When a service provider utilizes a loan-out corporation they receive the benefits of the “corporate veil.” A corporation is considered a separate legal entity from its shareholder(s). This means that when a production company – or any other employer – hires a service provider through their loan out corporation, they are in contract with the corporation, not the individual. In theory, should a problem arise during the job, it is likely that the corporation – not the individual – will be liable. In addition, the shareholder will generally not be personally liable for the debts of the corporation. In other words, the shareholder’s personal assets are legally protected from the corporation’s creditors.
CASH FLOW MANAGEMENT
One of the major benefits to having a loan-out corporation is the ability to manage tax payments and cash flow. Many entertainment professionals work on numerous projects every year which means they are on a number of different payrolls. Generally, professionals without a loan-out corporation are paid W-2 wages. The problem with this is that since the professional is on numerous payrolls with irregular pay periods, the tax withholdings could be more than necessary.

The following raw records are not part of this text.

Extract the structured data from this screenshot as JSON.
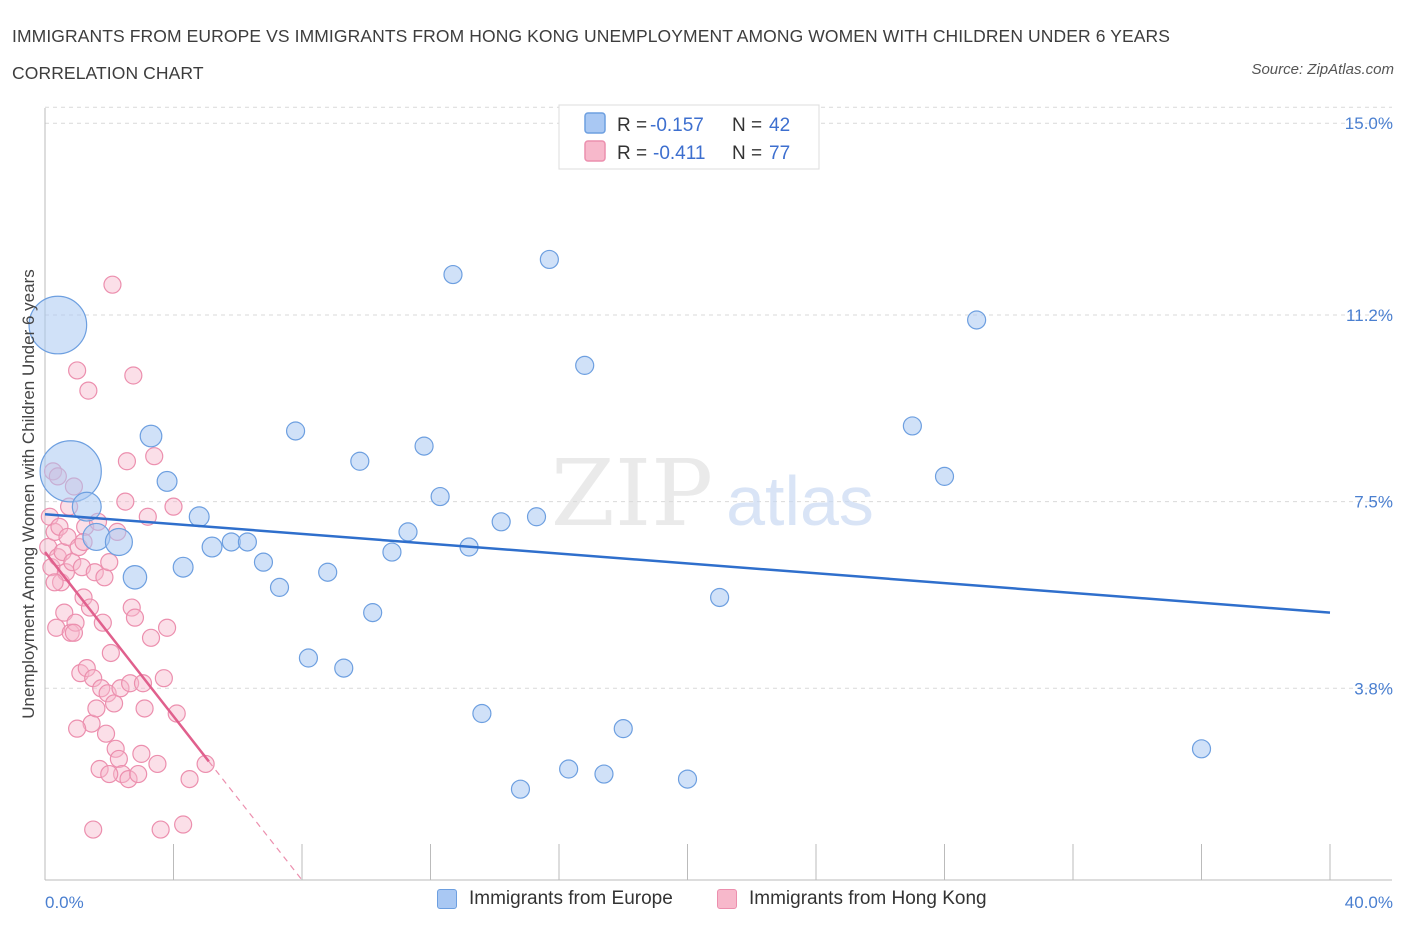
{
  "title": "IMMIGRANTS FROM EUROPE VS IMMIGRANTS FROM HONG KONG UNEMPLOYMENT AMONG WOMEN WITH CHILDREN UNDER 6 YEARS CORRELATION CHART",
  "source": "Source: ZipAtlas.com",
  "watermark": {
    "zip": "ZIP",
    "atlas": "atlas"
  },
  "colors": {
    "europe_fill": "#a9c8f3",
    "europe_stroke": "#6d9fe0",
    "europe_line": "#2f6fcc",
    "hk_fill": "#f7b8cb",
    "hk_stroke": "#ec8fae",
    "hk_line": "#e0608d",
    "tick_label": "#4a7fd0",
    "grid": "#d9d9d9"
  },
  "legend": {
    "r_label": "R =",
    "n_label": "N =",
    "rows": [
      {
        "r": "-0.157",
        "n": "42",
        "series": "europe"
      },
      {
        "r": "-0.411",
        "n": "77",
        "series": "hk"
      }
    ]
  },
  "bottom_legend": [
    {
      "label": "Immigrants from Europe",
      "series": "europe"
    },
    {
      "label": "Immigrants from Hong Kong",
      "series": "hk"
    }
  ],
  "chart_data": {
    "type": "scatter",
    "title": "IMMIGRANTS FROM EUROPE VS IMMIGRANTS FROM HONG KONG UNEMPLOYMENT AMONG WOMEN WITH CHILDREN UNDER 6 YEARS CORRELATION CHART",
    "xlabel": "",
    "ylabel": "Unemployment Among Women with Children Under 6 years",
    "xlim": [
      0,
      40
    ],
    "ylim": [
      0,
      15.5
    ],
    "x_tick_labels": [
      "0.0%",
      "40.0%"
    ],
    "y_ticks": [
      {
        "value": 3.8,
        "label": "3.8%"
      },
      {
        "value": 7.5,
        "label": "7.5%"
      },
      {
        "value": 11.2,
        "label": "11.2%"
      },
      {
        "value": 15.0,
        "label": "15.0%"
      }
    ],
    "grid": "horizontal dashed",
    "legend_position": "top-center",
    "series": [
      {
        "name": "Immigrants from Europe",
        "color": "#a9c8f3",
        "r": -0.157,
        "n": 42,
        "trend": {
          "x": [
            0,
            40
          ],
          "y": [
            7.25,
            5.3
          ]
        },
        "points": [
          {
            "x": 0.4,
            "y": 11.0,
            "size": 3.2
          },
          {
            "x": 0.8,
            "y": 8.1,
            "size": 3.4
          },
          {
            "x": 1.3,
            "y": 7.4,
            "size": 1.6
          },
          {
            "x": 1.6,
            "y": 6.8,
            "size": 1.5
          },
          {
            "x": 2.3,
            "y": 6.7,
            "size": 1.5
          },
          {
            "x": 2.8,
            "y": 6.0,
            "size": 1.3
          },
          {
            "x": 3.3,
            "y": 8.8,
            "size": 1.2
          },
          {
            "x": 3.8,
            "y": 7.9,
            "size": 1.1
          },
          {
            "x": 4.3,
            "y": 6.2,
            "size": 1.1
          },
          {
            "x": 4.8,
            "y": 7.2,
            "size": 1.1
          },
          {
            "x": 5.2,
            "y": 6.6,
            "size": 1.1
          },
          {
            "x": 5.8,
            "y": 6.7,
            "size": 1.0
          },
          {
            "x": 6.3,
            "y": 6.7,
            "size": 1.0
          },
          {
            "x": 6.8,
            "y": 6.3,
            "size": 1.0
          },
          {
            "x": 7.3,
            "y": 5.8,
            "size": 1.0
          },
          {
            "x": 7.8,
            "y": 8.9,
            "size": 1.0
          },
          {
            "x": 8.2,
            "y": 4.4,
            "size": 1.0
          },
          {
            "x": 8.8,
            "y": 6.1,
            "size": 1.0
          },
          {
            "x": 9.3,
            "y": 4.2,
            "size": 1.0
          },
          {
            "x": 9.8,
            "y": 8.3,
            "size": 1.0
          },
          {
            "x": 10.2,
            "y": 5.3,
            "size": 1.0
          },
          {
            "x": 10.8,
            "y": 6.5,
            "size": 1.0
          },
          {
            "x": 11.3,
            "y": 6.9,
            "size": 1.0
          },
          {
            "x": 11.8,
            "y": 8.6,
            "size": 1.0
          },
          {
            "x": 12.3,
            "y": 7.6,
            "size": 1.0
          },
          {
            "x": 12.7,
            "y": 12.0,
            "size": 1.0
          },
          {
            "x": 13.2,
            "y": 6.6,
            "size": 1.0
          },
          {
            "x": 13.6,
            "y": 3.3,
            "size": 1.0
          },
          {
            "x": 14.2,
            "y": 7.1,
            "size": 1.0
          },
          {
            "x": 14.8,
            "y": 1.8,
            "size": 1.0
          },
          {
            "x": 15.3,
            "y": 7.2,
            "size": 1.0
          },
          {
            "x": 15.7,
            "y": 12.3,
            "size": 1.0
          },
          {
            "x": 16.3,
            "y": 2.2,
            "size": 1.0
          },
          {
            "x": 16.8,
            "y": 10.2,
            "size": 1.0
          },
          {
            "x": 17.4,
            "y": 2.1,
            "size": 1.0
          },
          {
            "x": 18.0,
            "y": 3.0,
            "size": 1.0
          },
          {
            "x": 20.0,
            "y": 2.0,
            "size": 1.0
          },
          {
            "x": 21.0,
            "y": 5.6,
            "size": 1.0
          },
          {
            "x": 27.0,
            "y": 9.0,
            "size": 1.0
          },
          {
            "x": 28.0,
            "y": 8.0,
            "size": 1.0
          },
          {
            "x": 29.0,
            "y": 11.1,
            "size": 1.0
          },
          {
            "x": 36.0,
            "y": 2.6,
            "size": 1.0
          }
        ]
      },
      {
        "name": "Immigrants from Hong Kong",
        "color": "#f7b8cb",
        "r": -0.411,
        "n": 77,
        "trend": {
          "x": [
            0,
            5.1
          ],
          "y": [
            6.5,
            2.35
          ]
        },
        "trend_dashed_extension": {
          "x": [
            5.1,
            8.0
          ],
          "y": [
            2.35,
            0.0
          ]
        },
        "points": [
          {
            "x": 0.1,
            "y": 6.6
          },
          {
            "x": 0.15,
            "y": 7.2
          },
          {
            "x": 0.2,
            "y": 6.2
          },
          {
            "x": 0.25,
            "y": 8.1
          },
          {
            "x": 0.3,
            "y": 6.9
          },
          {
            "x": 0.35,
            "y": 5.0
          },
          {
            "x": 0.4,
            "y": 6.4
          },
          {
            "x": 0.45,
            "y": 7.0
          },
          {
            "x": 0.5,
            "y": 5.9
          },
          {
            "x": 0.55,
            "y": 6.5
          },
          {
            "x": 0.6,
            "y": 5.3
          },
          {
            "x": 0.65,
            "y": 6.1
          },
          {
            "x": 0.7,
            "y": 6.8
          },
          {
            "x": 0.75,
            "y": 7.4
          },
          {
            "x": 0.8,
            "y": 4.9
          },
          {
            "x": 0.85,
            "y": 6.3
          },
          {
            "x": 0.9,
            "y": 7.8
          },
          {
            "x": 0.95,
            "y": 5.1
          },
          {
            "x": 1.0,
            "y": 10.1
          },
          {
            "x": 1.05,
            "y": 6.6
          },
          {
            "x": 1.1,
            "y": 4.1
          },
          {
            "x": 1.15,
            "y": 6.2
          },
          {
            "x": 1.2,
            "y": 5.6
          },
          {
            "x": 1.25,
            "y": 7.0
          },
          {
            "x": 1.3,
            "y": 4.2
          },
          {
            "x": 1.35,
            "y": 9.7
          },
          {
            "x": 1.4,
            "y": 5.4
          },
          {
            "x": 1.45,
            "y": 3.1
          },
          {
            "x": 1.5,
            "y": 4.0
          },
          {
            "x": 1.55,
            "y": 6.1
          },
          {
            "x": 1.6,
            "y": 3.4
          },
          {
            "x": 1.65,
            "y": 7.1
          },
          {
            "x": 1.7,
            "y": 2.2
          },
          {
            "x": 1.75,
            "y": 3.8
          },
          {
            "x": 1.8,
            "y": 5.1
          },
          {
            "x": 1.85,
            "y": 6.0
          },
          {
            "x": 1.9,
            "y": 2.9
          },
          {
            "x": 1.95,
            "y": 3.7
          },
          {
            "x": 2.0,
            "y": 6.3
          },
          {
            "x": 2.05,
            "y": 4.5
          },
          {
            "x": 2.1,
            "y": 11.8
          },
          {
            "x": 2.15,
            "y": 3.5
          },
          {
            "x": 2.2,
            "y": 2.6
          },
          {
            "x": 2.25,
            "y": 6.9
          },
          {
            "x": 2.3,
            "y": 2.4
          },
          {
            "x": 2.35,
            "y": 3.8
          },
          {
            "x": 2.4,
            "y": 2.1
          },
          {
            "x": 2.5,
            "y": 7.5
          },
          {
            "x": 2.55,
            "y": 8.3
          },
          {
            "x": 2.6,
            "y": 2.0
          },
          {
            "x": 2.65,
            "y": 3.9
          },
          {
            "x": 2.7,
            "y": 5.4
          },
          {
            "x": 2.75,
            "y": 10.0
          },
          {
            "x": 2.8,
            "y": 5.2
          },
          {
            "x": 2.9,
            "y": 2.1
          },
          {
            "x": 3.0,
            "y": 2.5
          },
          {
            "x": 3.05,
            "y": 3.9
          },
          {
            "x": 3.1,
            "y": 3.4
          },
          {
            "x": 3.2,
            "y": 7.2
          },
          {
            "x": 3.3,
            "y": 4.8
          },
          {
            "x": 3.4,
            "y": 8.4
          },
          {
            "x": 3.5,
            "y": 2.3
          },
          {
            "x": 3.6,
            "y": 1.0
          },
          {
            "x": 3.7,
            "y": 4.0
          },
          {
            "x": 3.8,
            "y": 5.0
          },
          {
            "x": 4.0,
            "y": 7.4
          },
          {
            "x": 4.1,
            "y": 3.3
          },
          {
            "x": 4.3,
            "y": 1.1
          },
          {
            "x": 4.5,
            "y": 2.0
          },
          {
            "x": 5.0,
            "y": 2.3
          },
          {
            "x": 0.9,
            "y": 4.9
          },
          {
            "x": 1.0,
            "y": 3.0
          },
          {
            "x": 0.4,
            "y": 8.0
          },
          {
            "x": 0.3,
            "y": 5.9
          },
          {
            "x": 1.2,
            "y": 6.7
          },
          {
            "x": 1.5,
            "y": 1.0
          },
          {
            "x": 2.0,
            "y": 2.1
          }
        ]
      }
    ]
  }
}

For example, we once had a client that did not have a loan-out corporation who had signed a deal for a one-time payment of $55,000. Unfortunately, the production company would not pay him as an independent contractor and they would also not allow him to claim more than one exemption on his W-4. The result? After tax withholdings and agent commissions, the client’s gross payment of $55,000 came through as a measly net of about $15,000. He had plans to live off that money for a period of time but without a loan-out corporation his hands were tied.
By receiving compensation through a loan-out corporation, shareholders are able to defer income by adopting a fiscal year. Some corporations are eligible to select a fiscal year end meaning that the corporation’s taxable year does not line up with the calendar year. For instance, a corporation electing a fiscal year end of 1/31 would collect income and record expenses between 2/1 of the previous year through 1/31 of the current year. Assuming that the service provider’s salary for the year would be paid after 12/31 and before 1/31, he would not be taxed personally on that income until the current year even though the income was predominantly earned in the previous year.
Another tax planning benefit of utilizing a loan-out corporation is the ability to take advantage of Qualified Pension and Benefit Plans. In the case of an S-Corporation, certain shareholders are able to deduct health insurance premiums. In addition, pension contribution limits can be more than double that of a standard 401(k) plan when administered properly.
Perhaps one of the biggest benefits of using a loan-out corporation is the potential to save on taxes. The S-Corporation election is one of the ways to reap immediate benefit. Service providers can save money on FICA taxes by receiving a “reasonable salary” from the corporation and allowing the remaining profit to pass-through to their tax return as ordinary income taxed only at their ordinary, marginal tax rate. Taxpayers should consult a tax professional before making a determination regarding what constitutes a “reasonable salary.”
By using a loan-out corporation, service providers are able to deduct their ordinary and necessary business expenses. Traditionally, service providers that were paid as an employee (W-2 wages) were only allowed to claim business expenses as itemized deductions subject to a 2% AGI floor. Under the new Tax Cuts and Jobs Act the itemized deduction for employee business expenses is repealed. There is no limit on business deductions for corporations assuming that the expenses are ordinary, necessary, and not specifically disallowed by the Internal Revenue Code.
While there are a number of benefits to opening a loan-out corporation, there are a few factors that should be considered before pulling the proverbial trigger. Bottom line: a corporation is expensive and time consuming to manage. For starters, in California, corporations are subject to a Minimum Franchise Tax of $800. In addition, corporations require meticulous recordkeeping and reporting including: accounting, payroll, tax filings, information filings, corporate minutes, and more.